Required Work and Grading

Four kinds of work are required: memos, problem sets, a midterm project, and a final project.

  • Reflection Memos are 250 to 500 words long and respond to the assigned reading. Memos are due Sundays by 6:00pm.
  • Problem Sets let you practice your visualization skills. Problem sets are due on Tuesdays by 6:00pm.
  • A Midterm Project is due Friday February 11th.
  • A Final Project is due Monday April 18th.

Reflection memos and problem sets may not be assigned every week.

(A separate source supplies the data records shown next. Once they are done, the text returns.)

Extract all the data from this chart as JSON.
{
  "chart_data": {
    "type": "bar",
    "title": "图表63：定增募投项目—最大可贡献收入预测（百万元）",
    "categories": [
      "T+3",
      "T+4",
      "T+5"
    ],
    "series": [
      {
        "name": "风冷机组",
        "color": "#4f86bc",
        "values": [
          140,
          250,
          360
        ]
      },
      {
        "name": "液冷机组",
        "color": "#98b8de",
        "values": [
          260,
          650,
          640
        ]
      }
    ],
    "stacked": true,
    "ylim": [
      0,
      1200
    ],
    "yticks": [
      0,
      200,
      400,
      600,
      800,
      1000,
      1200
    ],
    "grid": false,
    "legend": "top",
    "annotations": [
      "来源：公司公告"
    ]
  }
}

There is no final exam for the class.

Grading: Memos 20% / Problem Sets 20% / Midterm Project 30% / Final Project 30%.

Duke Community Standard

Like all classes at the university, this course is conducted under the Duke Community Standard. Duke University is a community dedicated to scholarship, leadership, and service and to the principles of honesty, fairness, respect, and accountability. Citizens of this community commit to reflect upon and uphold these principles in all academic and nonacademic endeavors, and to protect and promote a culture of integrity. To uphold the Duke Community Standard you will not lie, cheat, or steal in academic endeavors; you will conduct yourself honorably in all your endeavors; and you will act if the Standard is compromised.